Sangat mungkin ini merupakan peraturan perundangan yang paling singkat masa berlakunya. Hanya satu hari saja. Itulah Surat Telegram Kapolri No .750/IV/HUM 3.4.5/2021 yang  ditanda tangani Kadiv Humas Polri Irjen Pol Raden Prabowo Argo Yuwono
Inti konten ST itu, pelarangan media memberitakan arogansi dan kekerasan polisi dalam melakukan pemeriksaan atau penyidikan. Seluruhnya  ada  11 konten. Secara umum mengisyaratkan adanya upaya menghalangi kebebasan media/pers. Sehari kemudian pasca ST itu dikirim kepada para Kapolda dan Kabid Humas Polda, Kapolri menyatakan ST itu dicabut. Kenapa gerangan ? Menurut Kepala Penerangan Masyarakat Brigjen Rudi Hartono, ternyata  ST itu telah mengundang berbagai tanggapan dan reaksi masyarakat.
Hanya dalam waktu 6 jam pasca penerbitan,  reaksi berbau penolakan muncul dari berabgai pihak. Dewan Pers menganggap ST itu salah arah. Kalau mau tidak ada pemberitaan arogansi dan kekerasan polisi dalam pemeriksaan dan penyidikan, ya  janganlah polisi melakukan itu. Jadi kata Moh. Nuh, media tidak akan memberitakan masalah itu.
Komisioner Komnas ham mengingatkan ST itu berpeluang terjadinya pelanggaran HAM jika polisi melaksanakan konten ST itu. Choirul  Anam meminta ST itu dicabut. Komisi Kepolisian Nasional, Kompolnas merasa jengkel dan minta segera dicabut.
Kata Komisioner Kompolnas Pungki Indarti, ST Kapolri tanggal 5 April  2021 itu dapat membatasi ruang gerak  dan kebebasan Pers/media dan nabrak dua Undang Undang yang berada diatasnya yaitu UU 40 tahun 1999 tentang Pers dan UU 14 tahun 2008 tentang Keterbukaan Informasi Publik.  Badan Publik mempunyai  kewajiban menyampaikan informasi tanpa diminta atau informasi yang diminta kepada publik. Kepolisian mulai dari Markas  Besar, Polda sampai Polres adalah Badan Publik yang terikat secara hukum oleh Undang-Undang itu.
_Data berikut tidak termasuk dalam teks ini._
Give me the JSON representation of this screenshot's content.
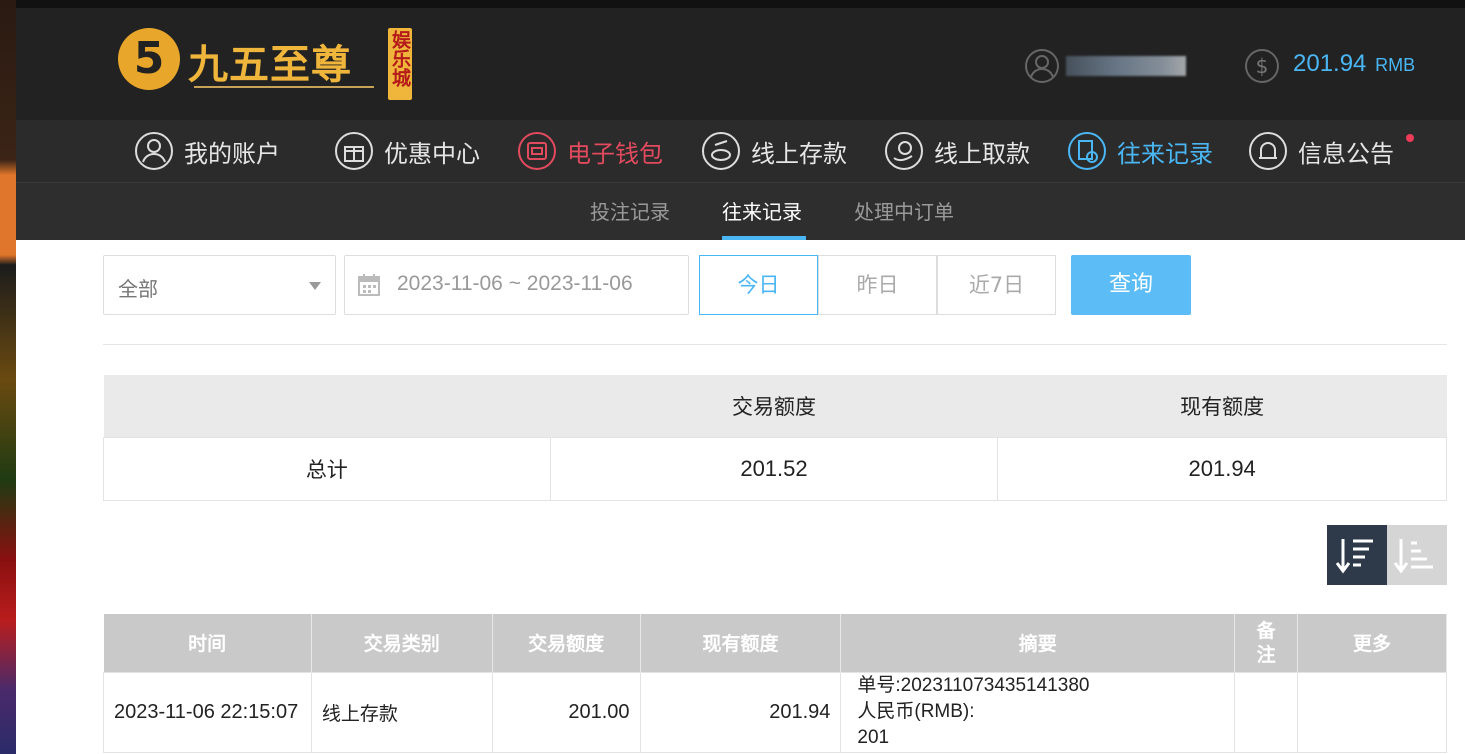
{
  "header": {
    "logo_mark": "5",
    "logo_name": "九五至尊",
    "logo_tag": "娱乐城",
    "balance_value": "201.94",
    "balance_unit": "RMB"
  },
  "nav": {
    "items": [
      {
        "label": "我的账户",
        "icon": "user-icon"
      },
      {
        "label": "优惠中心",
        "icon": "gift-icon"
      },
      {
        "label": "电子钱包",
        "icon": "wallet-icon"
      },
      {
        "label": "线上存款",
        "icon": "deposit-icon"
      },
      {
        "label": "线上取款",
        "icon": "withdraw-icon"
      },
      {
        "label": "往来记录",
        "icon": "record-icon"
      },
      {
        "label": "信息公告",
        "icon": "bell-icon"
      }
    ]
  },
  "subnav": {
    "items": [
      "投注记录",
      "往来记录",
      "处理中订单"
    ],
    "active": "往来记录"
  },
  "filters": {
    "type_selected": "全部",
    "date_range": "2023-11-06 ~ 2023-11-06",
    "quick": [
      "今日",
      "昨日",
      "近7日"
    ],
    "query_label": "查询"
  },
  "summary": {
    "headers": [
      "",
      "交易额度",
      "现有额度"
    ],
    "row_label": "总计",
    "trade_amount": "201.52",
    "current_amount": "201.94"
  },
  "records": {
    "headers": [
      "时间",
      "交易类别",
      "交易额度",
      "现有额度",
      "摘要",
      "备注",
      "更多"
    ],
    "rows": [
      {
        "time": "2023-11-06 22:15:07",
        "type": "线上存款",
        "amount": "201.00",
        "balance": "201.94",
        "summary_line1": "单号:202311073435141380",
        "summary_line2": "人民币(RMB):",
        "summary_line3": "201",
        "note": "",
        "more": ""
      }
    ]
  },
  "colors": {
    "accent": "#4ab6f4",
    "nav_active_red": "#e24a5e",
    "topbar": "#222222"
  }
}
Polri juga terikat oleh kebebasan Pers yang diatur dalam UU 40 tahun 1999. Ada ancaman hukuman 2 tahun dan denda Rp.500,-juta bagi siapa saja yang sengaja menghalangi pelaksanaan kebebasan Pers.
Kapolri tidak memiliki kapasitas untuk melarang media/Pers memberitakan arogansi dan kekerasan polisi sepanjang hal demikian benar-bener terjadi. Seharusnya Ka Polri melarang polisi melakukan arogansi dan kekerasan, Â supaya tidak ada pemberitaan.
Saya jadi teringat pada beberapa perdebatan yang sempat terjadi antara saya dan sejumlah pihak masyarakat. Jujur, kadang saya tersinggung ketika ada yang menyebut wartawan itu tukang cari kesalahan orang.
Dengan nada agar ngegas saya katakan kalau mau wartawan tak mencari dan menemukan kesalahan, ya jangan buat kesalahan. Rasanya ini rada-rada analogis.
Peraturan perundangan itu tidak boleh dirubah atau dibuat peraturan lain  yang bertentangan dengan peraturan yang berada di atasnya.
Dalam hal ini ST itu ibarat cucu atau mungkin cicit dari kedua  UU yang disebut di atas. Jadi ST itu tidak  memiliki kekuatan hukum apapun.